Tuesday, September 18, 2012

Well

So far, the pills do not work.

I had a horrible manic attack today, and I did something I have never done before in my entire life, and I hope I will never do again.
I skipped a class.
For no other reason than that I was so angry at the moment that I knew I would not be able to get through that class without standing up and screaming my throat out at the person next to me. But that person doesn't read this blog. He doesn't care about me in the slightest. I might annoy him. I'm not sure. I can't figure him out, but I know he doesn't give a s*** about me. That I know for sure, and I wish he would quit toying with me and just go away.
You know how sometimes you wish you could just erase a person from your memory? My life would be so much better if he had never been in it. Or if everything had ended over the summer and he'd gone away after that. He's twisting my brain around in directions I thought I had decided not to go.

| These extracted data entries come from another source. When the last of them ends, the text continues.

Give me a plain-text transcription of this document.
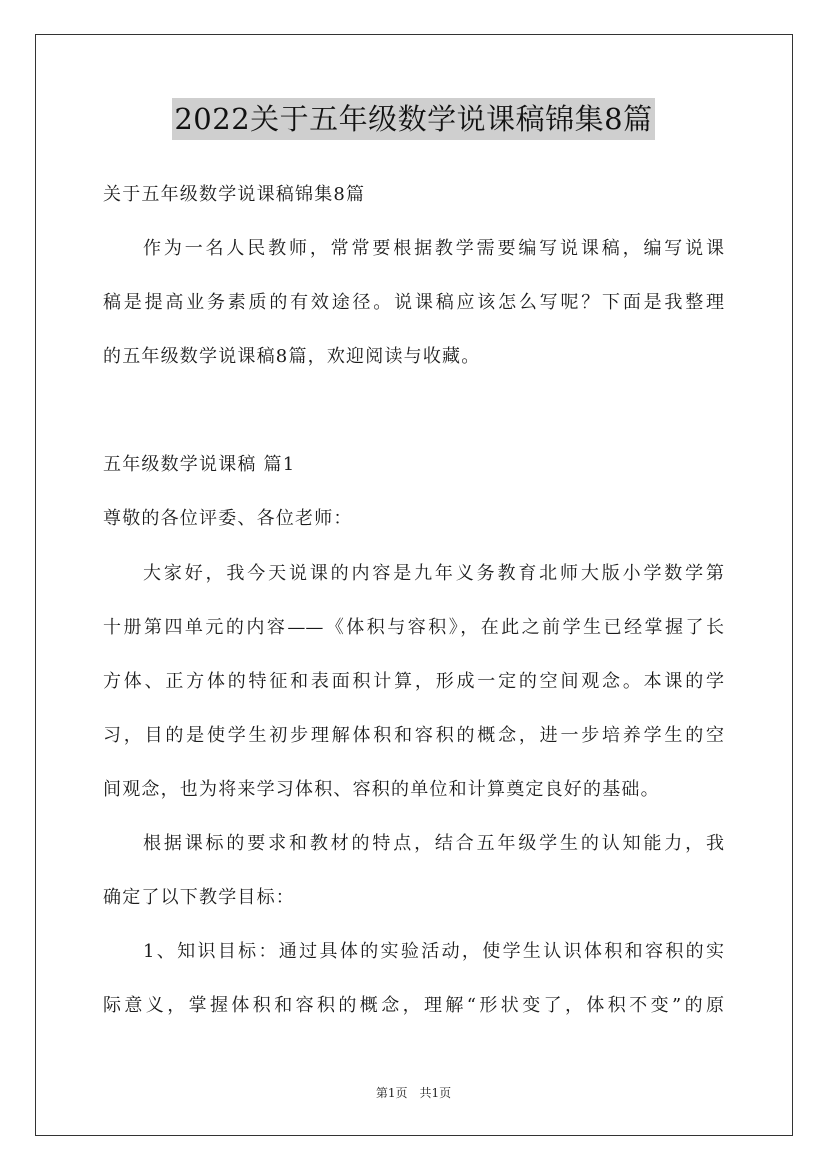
2022关于五年级数学说课稿锦集8篇
关于五年级数学说课稿锦集8篇
作为一名人民教师，常常要根据教学需要编写说课稿，编写说课
稿是提高业务素质的有效途径。说课稿应该怎么写呢？下面是我整理
的五年级数学说课稿8篇，欢迎阅读与收藏。
五年级数学说课稿 篇1
尊敬的各位评委、各位老师：
大家好，我今天说课的内容是九年义务教育北师大版小学数学第
十册第四单元的内容——《体积与容积》，在此之前学生已经掌握了长
方体、正方体的特征和表面积计算，形成一定的空间观念。本课的学
习，目的是使学生初步理解体积和容积的概念，进一步培养学生的空
间观念，也为将来学习体积、容积的单位和计算奠定良好的基础。
根据课标的要求和教材的特点，结合五年级学生的认知能力，我
确定了以下教学目标：
1、知识目标：通过具体的实验活动，使学生认识体积和容积的实
际意义，掌握体积和容积的概念，理解“形状变了，体积不变”的原
第1页　共1页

Yes, my codependency is getting worse.
I don't like it.
I'm supposed to be better.
So why does he have to go and make me feel like dirt all the time?!

I'M NOT DIRT, I'M NOT DIRT, I'M NOT DIRT.

And I don't belong to him. He doesn't even want me. He probably hates me. I don't know why I CAN'T STAND the fact that he doesn't like me. Why doesn't he like me? What's wrong with me? Am I not attractive? Why?

WHAT IS WRONG WITH ME? There must be something wrong with me.